Для Аси это прозвучало так: держись до осени, не просись назад. Она не просится, только спрашивает:
— А колонисты скоро вернутся?
— Тоже осенью.
Ага, «тоже»! Ася весело спрашивает:
— Как Шурка? Меня вспоминает?
Впервые по лицу Шуркиной матери скользнула улыбка:
— По секрету скажу: обижен. Как это Федя без него вступил в Союз молодежи!
Ася просит передать всем ребятам привет. Союзным и несоюзным.
— Набирайся сил, — говорит на прощание Татьяна Филипповна, еще раз просовывая сквозь решетку руку. — Но, пожалуйста, без твоих штук. Время слишком тяжелое, а ты не маленькая. Обещай мне, что никуда не сбежишь, не выкинешь новое коленце.

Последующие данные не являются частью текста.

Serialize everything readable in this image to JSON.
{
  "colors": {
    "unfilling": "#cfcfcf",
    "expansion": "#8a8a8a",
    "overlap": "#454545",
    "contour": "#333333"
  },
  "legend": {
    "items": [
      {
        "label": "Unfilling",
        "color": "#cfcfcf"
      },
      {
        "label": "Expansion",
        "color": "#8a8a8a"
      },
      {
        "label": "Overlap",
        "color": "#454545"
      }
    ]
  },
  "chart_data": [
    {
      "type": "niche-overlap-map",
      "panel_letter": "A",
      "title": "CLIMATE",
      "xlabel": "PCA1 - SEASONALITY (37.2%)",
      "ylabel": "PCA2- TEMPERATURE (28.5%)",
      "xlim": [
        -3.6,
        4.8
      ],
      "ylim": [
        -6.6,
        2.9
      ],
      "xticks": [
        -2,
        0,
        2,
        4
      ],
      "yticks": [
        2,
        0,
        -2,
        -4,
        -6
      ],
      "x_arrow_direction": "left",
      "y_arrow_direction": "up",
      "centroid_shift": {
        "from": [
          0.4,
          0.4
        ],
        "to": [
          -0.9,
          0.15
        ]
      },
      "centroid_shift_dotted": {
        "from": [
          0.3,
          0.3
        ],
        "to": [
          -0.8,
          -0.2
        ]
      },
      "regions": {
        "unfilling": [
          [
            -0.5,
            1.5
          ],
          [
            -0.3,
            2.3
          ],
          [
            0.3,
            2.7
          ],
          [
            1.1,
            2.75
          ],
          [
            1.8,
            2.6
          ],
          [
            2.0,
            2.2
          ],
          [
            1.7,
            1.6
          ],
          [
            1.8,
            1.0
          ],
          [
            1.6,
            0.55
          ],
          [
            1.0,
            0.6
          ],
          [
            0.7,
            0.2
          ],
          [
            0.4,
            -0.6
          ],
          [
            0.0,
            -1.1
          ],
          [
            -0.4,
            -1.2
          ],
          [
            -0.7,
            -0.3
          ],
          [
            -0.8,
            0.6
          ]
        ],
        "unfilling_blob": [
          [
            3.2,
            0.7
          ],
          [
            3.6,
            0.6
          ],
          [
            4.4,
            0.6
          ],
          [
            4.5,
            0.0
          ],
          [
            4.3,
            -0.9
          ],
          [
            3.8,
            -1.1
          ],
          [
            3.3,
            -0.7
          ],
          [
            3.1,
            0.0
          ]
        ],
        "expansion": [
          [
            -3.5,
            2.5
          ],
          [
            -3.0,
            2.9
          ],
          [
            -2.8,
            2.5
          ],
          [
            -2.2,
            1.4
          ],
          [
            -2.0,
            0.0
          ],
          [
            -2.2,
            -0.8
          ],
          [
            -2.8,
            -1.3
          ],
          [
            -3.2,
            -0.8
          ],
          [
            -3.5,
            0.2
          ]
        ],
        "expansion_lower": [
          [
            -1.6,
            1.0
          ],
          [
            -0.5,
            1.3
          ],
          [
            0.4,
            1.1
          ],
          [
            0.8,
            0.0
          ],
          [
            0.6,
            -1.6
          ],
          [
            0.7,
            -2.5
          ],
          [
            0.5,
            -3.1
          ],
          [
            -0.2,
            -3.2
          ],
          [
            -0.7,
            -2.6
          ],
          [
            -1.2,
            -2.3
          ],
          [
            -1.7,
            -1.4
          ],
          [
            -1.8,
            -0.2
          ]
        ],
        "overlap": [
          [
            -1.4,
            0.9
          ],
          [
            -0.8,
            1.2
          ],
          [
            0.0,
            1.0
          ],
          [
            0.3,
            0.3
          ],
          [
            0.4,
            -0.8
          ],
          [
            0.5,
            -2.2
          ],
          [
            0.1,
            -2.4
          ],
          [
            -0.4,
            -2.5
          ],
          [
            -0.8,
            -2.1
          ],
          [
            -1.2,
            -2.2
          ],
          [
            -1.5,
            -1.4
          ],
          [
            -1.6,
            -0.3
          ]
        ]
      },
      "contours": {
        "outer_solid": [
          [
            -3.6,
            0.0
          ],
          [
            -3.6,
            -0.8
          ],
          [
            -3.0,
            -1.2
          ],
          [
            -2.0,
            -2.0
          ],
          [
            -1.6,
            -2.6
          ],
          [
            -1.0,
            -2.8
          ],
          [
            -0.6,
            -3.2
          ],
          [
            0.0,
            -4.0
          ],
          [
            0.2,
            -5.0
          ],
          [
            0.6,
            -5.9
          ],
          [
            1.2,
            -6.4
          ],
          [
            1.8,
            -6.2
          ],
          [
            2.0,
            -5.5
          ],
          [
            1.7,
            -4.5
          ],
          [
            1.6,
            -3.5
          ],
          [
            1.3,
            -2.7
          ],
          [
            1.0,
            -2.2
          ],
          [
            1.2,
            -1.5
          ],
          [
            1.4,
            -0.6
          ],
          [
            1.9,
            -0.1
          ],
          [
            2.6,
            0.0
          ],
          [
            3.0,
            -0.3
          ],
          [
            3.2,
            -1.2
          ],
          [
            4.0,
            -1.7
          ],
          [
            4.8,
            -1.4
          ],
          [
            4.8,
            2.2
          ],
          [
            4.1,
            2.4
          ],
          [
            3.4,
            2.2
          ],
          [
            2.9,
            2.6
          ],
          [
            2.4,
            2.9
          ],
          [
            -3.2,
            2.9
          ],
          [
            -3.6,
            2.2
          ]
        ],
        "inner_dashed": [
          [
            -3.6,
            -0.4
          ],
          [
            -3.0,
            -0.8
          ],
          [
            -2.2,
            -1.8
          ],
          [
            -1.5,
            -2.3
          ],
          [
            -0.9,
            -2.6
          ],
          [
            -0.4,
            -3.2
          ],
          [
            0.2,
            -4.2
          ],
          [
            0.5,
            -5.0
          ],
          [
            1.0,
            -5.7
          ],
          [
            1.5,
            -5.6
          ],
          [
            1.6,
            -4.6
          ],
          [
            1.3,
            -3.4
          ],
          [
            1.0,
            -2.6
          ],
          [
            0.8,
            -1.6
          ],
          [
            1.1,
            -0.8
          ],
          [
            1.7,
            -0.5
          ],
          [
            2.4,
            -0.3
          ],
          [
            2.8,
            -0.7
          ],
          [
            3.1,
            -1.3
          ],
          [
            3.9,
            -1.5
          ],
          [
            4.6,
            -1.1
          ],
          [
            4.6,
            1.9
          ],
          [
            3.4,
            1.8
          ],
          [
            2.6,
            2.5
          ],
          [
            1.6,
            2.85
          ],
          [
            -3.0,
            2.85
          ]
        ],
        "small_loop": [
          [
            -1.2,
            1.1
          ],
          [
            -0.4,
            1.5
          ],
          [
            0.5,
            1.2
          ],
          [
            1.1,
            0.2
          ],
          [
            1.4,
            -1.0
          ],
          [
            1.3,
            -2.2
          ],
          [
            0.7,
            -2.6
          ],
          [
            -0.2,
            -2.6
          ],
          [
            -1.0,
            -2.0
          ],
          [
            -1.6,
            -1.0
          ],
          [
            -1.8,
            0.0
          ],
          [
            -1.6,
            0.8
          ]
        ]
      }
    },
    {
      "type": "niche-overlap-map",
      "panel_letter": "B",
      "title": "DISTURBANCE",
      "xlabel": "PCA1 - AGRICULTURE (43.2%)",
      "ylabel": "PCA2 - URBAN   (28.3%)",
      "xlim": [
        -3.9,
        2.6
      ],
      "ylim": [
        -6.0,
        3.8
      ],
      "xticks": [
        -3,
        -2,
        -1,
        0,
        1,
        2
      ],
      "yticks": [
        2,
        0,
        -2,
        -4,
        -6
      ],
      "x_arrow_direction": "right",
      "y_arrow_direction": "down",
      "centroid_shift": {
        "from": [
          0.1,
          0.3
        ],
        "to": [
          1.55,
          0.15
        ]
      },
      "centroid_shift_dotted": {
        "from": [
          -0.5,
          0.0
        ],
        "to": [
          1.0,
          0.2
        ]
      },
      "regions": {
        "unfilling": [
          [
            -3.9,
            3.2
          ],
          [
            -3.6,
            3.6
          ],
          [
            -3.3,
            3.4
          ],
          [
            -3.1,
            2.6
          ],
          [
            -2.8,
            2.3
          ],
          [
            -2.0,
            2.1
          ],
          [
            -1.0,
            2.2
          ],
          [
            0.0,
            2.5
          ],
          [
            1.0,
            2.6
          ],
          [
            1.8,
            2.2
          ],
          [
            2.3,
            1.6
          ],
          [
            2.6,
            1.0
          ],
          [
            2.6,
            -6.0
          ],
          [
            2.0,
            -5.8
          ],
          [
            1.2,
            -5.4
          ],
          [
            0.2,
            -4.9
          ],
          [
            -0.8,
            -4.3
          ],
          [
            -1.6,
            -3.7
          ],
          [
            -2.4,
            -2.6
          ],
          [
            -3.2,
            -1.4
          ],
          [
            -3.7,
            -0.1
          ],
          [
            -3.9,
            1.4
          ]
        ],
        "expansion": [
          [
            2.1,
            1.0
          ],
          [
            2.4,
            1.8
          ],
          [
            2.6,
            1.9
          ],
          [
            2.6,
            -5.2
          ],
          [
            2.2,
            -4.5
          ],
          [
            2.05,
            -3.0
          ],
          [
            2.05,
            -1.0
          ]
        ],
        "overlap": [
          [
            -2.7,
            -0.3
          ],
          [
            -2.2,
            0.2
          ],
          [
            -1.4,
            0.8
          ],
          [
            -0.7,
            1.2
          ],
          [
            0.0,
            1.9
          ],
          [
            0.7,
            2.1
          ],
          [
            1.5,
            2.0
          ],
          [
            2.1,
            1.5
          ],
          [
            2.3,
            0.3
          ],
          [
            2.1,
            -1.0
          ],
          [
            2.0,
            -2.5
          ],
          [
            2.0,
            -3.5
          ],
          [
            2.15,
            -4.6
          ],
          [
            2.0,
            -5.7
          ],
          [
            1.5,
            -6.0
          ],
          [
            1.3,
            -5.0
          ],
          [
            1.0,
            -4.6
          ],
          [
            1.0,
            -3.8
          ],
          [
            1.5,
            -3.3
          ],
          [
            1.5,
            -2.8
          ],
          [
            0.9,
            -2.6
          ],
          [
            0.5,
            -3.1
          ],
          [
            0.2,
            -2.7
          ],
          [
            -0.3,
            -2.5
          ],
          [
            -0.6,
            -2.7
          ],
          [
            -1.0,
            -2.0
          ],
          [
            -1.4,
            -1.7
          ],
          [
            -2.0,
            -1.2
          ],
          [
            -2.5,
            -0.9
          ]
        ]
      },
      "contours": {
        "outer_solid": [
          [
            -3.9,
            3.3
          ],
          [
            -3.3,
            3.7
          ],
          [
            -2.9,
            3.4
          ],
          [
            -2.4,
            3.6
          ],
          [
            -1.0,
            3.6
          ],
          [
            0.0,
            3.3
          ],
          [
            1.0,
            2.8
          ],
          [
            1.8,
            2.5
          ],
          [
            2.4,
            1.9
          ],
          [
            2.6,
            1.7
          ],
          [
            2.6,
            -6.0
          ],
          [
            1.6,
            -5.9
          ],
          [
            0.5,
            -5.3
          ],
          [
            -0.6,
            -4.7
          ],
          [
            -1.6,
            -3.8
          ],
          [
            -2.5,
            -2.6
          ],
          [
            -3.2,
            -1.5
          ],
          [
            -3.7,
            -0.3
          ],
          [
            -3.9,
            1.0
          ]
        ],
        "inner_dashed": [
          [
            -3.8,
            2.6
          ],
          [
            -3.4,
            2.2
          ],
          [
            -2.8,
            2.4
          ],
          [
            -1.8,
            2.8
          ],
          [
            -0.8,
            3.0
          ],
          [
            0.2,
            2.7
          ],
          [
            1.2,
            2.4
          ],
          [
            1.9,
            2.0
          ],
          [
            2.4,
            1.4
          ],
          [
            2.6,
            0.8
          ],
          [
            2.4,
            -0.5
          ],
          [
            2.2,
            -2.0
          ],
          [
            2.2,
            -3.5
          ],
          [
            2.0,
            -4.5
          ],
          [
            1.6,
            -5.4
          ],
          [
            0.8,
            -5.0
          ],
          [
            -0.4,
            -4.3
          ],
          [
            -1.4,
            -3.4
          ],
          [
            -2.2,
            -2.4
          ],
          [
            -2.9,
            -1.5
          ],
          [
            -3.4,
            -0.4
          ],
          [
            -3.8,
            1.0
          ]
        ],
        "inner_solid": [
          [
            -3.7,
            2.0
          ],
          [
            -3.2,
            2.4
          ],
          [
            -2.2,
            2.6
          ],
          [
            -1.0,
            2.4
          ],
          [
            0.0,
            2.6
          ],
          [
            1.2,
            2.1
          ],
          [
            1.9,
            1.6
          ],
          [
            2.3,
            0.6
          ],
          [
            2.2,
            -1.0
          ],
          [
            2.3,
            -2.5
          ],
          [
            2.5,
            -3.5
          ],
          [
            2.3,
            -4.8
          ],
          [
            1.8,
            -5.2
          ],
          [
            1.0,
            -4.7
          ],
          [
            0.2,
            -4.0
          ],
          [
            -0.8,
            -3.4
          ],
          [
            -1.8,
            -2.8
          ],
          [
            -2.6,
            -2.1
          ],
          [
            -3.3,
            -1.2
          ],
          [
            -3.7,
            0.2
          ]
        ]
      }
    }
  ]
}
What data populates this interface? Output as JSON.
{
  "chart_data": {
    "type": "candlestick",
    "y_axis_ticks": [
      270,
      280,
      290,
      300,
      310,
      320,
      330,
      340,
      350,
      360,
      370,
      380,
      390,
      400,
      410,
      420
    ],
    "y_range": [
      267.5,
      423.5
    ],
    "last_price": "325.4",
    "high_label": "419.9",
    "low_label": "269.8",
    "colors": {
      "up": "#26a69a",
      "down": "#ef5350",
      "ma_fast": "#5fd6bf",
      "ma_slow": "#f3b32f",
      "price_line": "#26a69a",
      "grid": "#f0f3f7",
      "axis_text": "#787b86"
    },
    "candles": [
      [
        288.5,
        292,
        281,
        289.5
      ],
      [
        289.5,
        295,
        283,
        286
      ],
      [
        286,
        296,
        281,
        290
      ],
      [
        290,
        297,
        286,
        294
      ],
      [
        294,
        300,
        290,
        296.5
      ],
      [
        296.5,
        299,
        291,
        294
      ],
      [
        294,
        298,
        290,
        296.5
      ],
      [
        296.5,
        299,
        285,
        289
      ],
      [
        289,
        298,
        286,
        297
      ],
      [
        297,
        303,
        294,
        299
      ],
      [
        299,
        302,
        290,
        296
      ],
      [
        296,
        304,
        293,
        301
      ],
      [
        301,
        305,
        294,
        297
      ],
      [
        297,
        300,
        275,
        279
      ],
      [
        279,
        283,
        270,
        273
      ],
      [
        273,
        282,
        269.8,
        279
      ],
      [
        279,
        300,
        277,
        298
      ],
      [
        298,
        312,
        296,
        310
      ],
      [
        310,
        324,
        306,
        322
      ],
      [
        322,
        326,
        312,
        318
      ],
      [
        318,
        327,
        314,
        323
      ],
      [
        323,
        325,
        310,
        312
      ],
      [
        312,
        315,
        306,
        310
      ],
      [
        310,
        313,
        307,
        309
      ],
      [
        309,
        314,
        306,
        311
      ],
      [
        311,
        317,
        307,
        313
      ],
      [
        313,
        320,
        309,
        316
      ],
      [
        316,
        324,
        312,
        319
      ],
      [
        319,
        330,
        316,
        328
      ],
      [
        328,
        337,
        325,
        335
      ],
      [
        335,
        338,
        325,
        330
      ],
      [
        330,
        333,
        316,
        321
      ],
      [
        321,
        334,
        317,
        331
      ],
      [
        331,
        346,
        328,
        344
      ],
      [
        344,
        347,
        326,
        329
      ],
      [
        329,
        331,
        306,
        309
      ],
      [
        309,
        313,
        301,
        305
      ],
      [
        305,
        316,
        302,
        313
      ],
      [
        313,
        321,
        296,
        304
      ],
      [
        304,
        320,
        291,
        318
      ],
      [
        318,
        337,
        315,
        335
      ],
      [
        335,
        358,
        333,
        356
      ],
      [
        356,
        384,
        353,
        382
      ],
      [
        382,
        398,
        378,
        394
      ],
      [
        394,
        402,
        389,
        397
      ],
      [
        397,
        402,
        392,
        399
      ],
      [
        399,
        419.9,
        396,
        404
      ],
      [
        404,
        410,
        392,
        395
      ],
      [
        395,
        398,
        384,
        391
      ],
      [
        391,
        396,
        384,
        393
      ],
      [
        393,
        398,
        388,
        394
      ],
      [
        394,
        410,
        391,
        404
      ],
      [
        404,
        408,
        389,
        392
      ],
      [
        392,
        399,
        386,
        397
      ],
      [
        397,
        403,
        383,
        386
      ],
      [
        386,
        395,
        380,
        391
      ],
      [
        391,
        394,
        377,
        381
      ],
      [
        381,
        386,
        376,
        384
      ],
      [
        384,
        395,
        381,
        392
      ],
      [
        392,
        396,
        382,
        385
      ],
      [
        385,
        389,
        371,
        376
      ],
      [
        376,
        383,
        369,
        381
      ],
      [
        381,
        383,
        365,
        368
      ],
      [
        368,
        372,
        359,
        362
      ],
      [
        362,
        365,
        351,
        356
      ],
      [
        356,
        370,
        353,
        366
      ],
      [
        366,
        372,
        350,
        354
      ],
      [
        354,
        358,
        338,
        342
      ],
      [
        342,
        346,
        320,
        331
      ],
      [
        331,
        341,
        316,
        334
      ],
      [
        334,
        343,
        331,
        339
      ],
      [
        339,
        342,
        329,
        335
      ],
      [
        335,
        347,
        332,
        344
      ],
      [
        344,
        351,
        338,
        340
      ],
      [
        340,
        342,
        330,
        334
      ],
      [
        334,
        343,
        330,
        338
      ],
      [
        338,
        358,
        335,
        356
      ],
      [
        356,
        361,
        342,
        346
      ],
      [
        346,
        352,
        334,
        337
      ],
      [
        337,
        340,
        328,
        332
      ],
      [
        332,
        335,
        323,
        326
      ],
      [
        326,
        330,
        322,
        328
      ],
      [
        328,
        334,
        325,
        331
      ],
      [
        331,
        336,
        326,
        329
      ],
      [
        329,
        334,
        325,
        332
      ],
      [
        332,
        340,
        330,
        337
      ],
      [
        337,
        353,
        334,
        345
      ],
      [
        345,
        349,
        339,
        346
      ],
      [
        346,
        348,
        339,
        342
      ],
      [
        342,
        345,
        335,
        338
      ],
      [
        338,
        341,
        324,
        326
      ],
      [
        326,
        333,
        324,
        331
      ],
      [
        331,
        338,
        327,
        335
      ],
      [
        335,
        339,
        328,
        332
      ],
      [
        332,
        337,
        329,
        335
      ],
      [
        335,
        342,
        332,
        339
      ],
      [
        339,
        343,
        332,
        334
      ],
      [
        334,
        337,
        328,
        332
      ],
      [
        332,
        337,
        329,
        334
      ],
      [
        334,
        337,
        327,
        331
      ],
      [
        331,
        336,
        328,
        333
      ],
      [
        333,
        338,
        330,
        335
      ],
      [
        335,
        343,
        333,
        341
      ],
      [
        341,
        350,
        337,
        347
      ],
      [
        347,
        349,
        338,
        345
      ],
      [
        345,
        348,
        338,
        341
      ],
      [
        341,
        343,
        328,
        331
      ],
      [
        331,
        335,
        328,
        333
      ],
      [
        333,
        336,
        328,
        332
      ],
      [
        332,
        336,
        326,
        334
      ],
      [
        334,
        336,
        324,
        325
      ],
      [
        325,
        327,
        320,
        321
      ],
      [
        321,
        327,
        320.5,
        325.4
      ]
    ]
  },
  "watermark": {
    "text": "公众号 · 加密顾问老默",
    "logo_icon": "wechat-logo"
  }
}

— Обещаю, — произносит Ася. — Знаю, что не маленькая.
Обратно от ограды она не бежит, не подпрыгивает на «гоп», а крадется, прижимаясь к стене ненавистного ей дома. Главное — остаться незамеченной, главное — сохранить возможность почаще уединяться у окна, видеть перед собой вечно манящую, живущую своей жизнью улицу.